Le conseil régional, le conseil général et la CCI souhaiteraient que Beauvais soit inclus dans le décret fixant la liste des aéroports, qui, en vertu du projet de loi que le Sénat a adopté récemment, pourront être classés parmi les aéroports régionaux d'intérêt national. A ce titre, ces aéroports ne seront pas transférés aux collectivités locales et pourront être administrés par des sociétés de gestion aéroportuaires.

Cet aéroport a vu son trafic passagers passer en quelques années de 200 000 à un million et demi de voyageurs. Reliant la Picardie, que vous connaissez bien, monsieur le ministre, à quinze destinations européennes, il est désormais au dixième rang des aéroports métropolitains, et même devant certains aéroports dont nous avons des raisons de penser, sans en avoir de confirmation officielle, qu'ils figureront sur la liste prévue par le projet de décret.

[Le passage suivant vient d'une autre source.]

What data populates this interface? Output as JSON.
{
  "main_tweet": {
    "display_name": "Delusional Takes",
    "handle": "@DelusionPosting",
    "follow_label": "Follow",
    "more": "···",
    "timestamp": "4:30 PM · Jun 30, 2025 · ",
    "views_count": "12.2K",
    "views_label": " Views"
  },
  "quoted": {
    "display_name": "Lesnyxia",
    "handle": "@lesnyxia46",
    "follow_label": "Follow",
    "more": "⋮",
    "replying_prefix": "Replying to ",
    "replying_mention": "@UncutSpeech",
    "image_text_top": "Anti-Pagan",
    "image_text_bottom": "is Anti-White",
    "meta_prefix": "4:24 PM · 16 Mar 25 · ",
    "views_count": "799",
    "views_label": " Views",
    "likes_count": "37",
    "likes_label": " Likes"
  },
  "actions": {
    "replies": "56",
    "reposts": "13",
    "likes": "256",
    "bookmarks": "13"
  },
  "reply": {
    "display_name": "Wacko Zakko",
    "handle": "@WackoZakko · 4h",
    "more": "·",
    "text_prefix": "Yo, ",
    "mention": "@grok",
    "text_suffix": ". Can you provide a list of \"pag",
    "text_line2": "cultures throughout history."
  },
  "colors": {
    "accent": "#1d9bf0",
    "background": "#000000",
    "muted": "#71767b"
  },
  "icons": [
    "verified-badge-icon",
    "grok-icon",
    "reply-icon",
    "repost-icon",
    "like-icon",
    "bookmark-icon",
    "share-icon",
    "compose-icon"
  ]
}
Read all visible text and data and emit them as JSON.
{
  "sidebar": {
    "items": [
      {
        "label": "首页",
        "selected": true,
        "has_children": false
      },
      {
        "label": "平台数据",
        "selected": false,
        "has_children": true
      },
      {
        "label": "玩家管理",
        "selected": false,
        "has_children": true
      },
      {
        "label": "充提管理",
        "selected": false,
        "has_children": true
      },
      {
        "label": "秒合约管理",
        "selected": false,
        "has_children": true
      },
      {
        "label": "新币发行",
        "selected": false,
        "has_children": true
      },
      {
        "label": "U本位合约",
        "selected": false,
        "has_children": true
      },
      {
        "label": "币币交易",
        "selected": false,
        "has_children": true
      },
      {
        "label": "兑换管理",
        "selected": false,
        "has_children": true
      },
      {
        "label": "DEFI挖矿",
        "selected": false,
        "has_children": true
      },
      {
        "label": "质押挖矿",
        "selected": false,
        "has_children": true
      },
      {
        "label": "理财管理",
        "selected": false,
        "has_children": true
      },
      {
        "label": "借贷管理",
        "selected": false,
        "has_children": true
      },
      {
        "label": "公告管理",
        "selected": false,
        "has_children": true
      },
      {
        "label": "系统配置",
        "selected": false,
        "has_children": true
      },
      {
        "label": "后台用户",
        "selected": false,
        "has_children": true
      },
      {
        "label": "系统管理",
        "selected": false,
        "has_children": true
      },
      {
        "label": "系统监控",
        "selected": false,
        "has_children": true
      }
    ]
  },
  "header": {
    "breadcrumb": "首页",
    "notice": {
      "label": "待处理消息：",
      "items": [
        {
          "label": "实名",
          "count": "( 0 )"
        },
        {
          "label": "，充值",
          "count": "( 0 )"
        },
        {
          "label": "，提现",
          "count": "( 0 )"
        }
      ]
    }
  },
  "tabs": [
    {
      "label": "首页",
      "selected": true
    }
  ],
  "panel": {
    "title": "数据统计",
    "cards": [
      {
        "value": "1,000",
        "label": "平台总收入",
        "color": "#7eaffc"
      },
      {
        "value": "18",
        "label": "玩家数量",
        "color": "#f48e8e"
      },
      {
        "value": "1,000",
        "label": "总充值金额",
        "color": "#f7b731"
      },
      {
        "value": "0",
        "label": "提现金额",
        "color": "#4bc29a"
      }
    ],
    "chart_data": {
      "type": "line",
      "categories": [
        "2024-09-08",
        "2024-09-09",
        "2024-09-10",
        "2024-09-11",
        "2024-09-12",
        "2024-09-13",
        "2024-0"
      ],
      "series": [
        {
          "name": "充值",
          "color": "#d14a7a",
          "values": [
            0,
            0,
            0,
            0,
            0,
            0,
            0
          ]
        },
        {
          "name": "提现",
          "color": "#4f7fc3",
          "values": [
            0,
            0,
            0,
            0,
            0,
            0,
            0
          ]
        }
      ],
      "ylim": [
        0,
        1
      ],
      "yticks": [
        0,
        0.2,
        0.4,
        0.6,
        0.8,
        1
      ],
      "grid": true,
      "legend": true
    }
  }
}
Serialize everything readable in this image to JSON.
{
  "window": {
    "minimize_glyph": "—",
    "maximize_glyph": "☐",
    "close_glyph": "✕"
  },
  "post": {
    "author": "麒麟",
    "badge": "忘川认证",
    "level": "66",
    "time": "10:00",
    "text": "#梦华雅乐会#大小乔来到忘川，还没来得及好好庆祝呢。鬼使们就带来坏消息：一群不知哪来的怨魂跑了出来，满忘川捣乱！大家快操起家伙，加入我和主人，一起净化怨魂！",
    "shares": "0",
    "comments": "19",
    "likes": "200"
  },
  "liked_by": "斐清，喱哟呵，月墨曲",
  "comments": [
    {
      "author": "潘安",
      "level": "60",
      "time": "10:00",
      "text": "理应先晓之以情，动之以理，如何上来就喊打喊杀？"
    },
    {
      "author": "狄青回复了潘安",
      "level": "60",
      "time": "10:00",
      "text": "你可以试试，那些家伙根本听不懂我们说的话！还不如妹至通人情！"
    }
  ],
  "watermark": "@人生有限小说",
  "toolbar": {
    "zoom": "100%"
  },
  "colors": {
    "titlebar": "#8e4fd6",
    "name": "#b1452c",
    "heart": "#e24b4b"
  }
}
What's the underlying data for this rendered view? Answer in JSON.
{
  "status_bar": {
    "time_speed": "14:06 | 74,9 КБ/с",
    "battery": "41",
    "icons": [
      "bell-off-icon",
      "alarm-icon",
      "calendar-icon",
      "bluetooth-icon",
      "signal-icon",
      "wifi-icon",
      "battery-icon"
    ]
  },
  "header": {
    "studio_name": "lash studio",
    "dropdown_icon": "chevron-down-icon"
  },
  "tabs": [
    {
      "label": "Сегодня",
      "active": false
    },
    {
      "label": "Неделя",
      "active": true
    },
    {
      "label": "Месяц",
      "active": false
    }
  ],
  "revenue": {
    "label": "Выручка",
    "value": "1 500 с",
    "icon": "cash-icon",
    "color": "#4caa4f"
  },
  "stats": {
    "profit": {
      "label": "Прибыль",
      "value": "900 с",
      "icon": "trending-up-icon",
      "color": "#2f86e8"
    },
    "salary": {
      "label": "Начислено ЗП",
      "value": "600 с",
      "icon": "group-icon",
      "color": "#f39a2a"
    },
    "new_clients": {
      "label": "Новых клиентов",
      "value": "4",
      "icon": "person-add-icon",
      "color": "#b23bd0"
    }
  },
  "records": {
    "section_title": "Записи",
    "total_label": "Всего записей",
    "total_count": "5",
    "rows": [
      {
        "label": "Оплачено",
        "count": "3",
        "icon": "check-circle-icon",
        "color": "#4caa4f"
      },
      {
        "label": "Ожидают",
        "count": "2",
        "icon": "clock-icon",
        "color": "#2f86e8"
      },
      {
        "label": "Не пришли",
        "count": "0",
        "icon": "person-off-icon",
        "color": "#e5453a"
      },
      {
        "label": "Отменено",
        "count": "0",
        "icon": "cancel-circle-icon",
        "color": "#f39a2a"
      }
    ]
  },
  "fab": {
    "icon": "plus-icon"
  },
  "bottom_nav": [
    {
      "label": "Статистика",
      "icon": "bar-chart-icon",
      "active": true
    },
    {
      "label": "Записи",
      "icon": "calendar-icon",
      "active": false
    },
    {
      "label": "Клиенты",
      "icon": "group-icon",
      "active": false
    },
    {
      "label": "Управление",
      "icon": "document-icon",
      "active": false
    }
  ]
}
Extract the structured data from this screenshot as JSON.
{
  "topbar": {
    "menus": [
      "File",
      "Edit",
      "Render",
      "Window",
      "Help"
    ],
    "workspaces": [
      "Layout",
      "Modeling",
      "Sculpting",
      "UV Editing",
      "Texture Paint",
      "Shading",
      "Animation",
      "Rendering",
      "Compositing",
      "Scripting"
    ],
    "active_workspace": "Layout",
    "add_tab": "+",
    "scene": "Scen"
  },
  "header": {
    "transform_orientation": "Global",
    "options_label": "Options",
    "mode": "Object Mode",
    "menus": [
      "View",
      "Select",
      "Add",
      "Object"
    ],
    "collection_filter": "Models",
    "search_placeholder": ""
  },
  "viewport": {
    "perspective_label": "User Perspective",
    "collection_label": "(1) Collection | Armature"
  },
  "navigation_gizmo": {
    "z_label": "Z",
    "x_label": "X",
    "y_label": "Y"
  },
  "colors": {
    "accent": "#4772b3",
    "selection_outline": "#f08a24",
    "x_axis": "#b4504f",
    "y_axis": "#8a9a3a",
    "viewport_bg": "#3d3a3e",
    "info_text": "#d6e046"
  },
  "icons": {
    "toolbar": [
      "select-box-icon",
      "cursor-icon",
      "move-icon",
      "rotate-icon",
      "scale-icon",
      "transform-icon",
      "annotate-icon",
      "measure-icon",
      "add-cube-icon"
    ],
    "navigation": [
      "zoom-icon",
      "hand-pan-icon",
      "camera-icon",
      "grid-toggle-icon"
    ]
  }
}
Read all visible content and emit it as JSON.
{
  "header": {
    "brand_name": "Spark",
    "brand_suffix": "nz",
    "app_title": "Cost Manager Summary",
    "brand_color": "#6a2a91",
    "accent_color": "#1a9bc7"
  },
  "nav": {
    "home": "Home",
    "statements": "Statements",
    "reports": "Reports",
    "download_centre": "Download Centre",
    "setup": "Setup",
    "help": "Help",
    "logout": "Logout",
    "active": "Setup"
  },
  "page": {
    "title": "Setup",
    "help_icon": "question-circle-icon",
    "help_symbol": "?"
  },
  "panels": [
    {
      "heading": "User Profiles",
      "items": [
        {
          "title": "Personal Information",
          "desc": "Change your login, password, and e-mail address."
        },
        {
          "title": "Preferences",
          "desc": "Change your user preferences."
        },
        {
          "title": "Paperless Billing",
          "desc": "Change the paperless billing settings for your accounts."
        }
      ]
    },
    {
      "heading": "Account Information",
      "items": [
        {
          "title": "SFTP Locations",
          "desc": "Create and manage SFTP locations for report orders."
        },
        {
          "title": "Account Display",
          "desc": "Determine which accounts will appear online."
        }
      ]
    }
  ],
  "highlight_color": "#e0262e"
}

Il serait bon que cette liste soit établie dans une certaine transparence, comme je l'avais déjà demandé. Il n'y a pas d'évolution sur ce point, mais peut-être pourrez-vous nous répondre à propos de l'aéroport de Beauvais, ce qui nous donnerait une idée des critères retenus pour le choix de ceux qui verraient leur statut transformé.

Nous le disons une fois de plus, nous souhaitons maintenir une très forte présence publique dans le capital des sociétés de gestion aéroportuaires, conformément à l'engagement que vous avez pris.

Monsieur le ministre, comme vous l'a indiqué mon estimé collègue Yves Krattinger, ces multiples remises en question du système aéronautique français et l'insuffisance des crédits qui en découle ne nous permettront naturellement pas d'approuver votre budget !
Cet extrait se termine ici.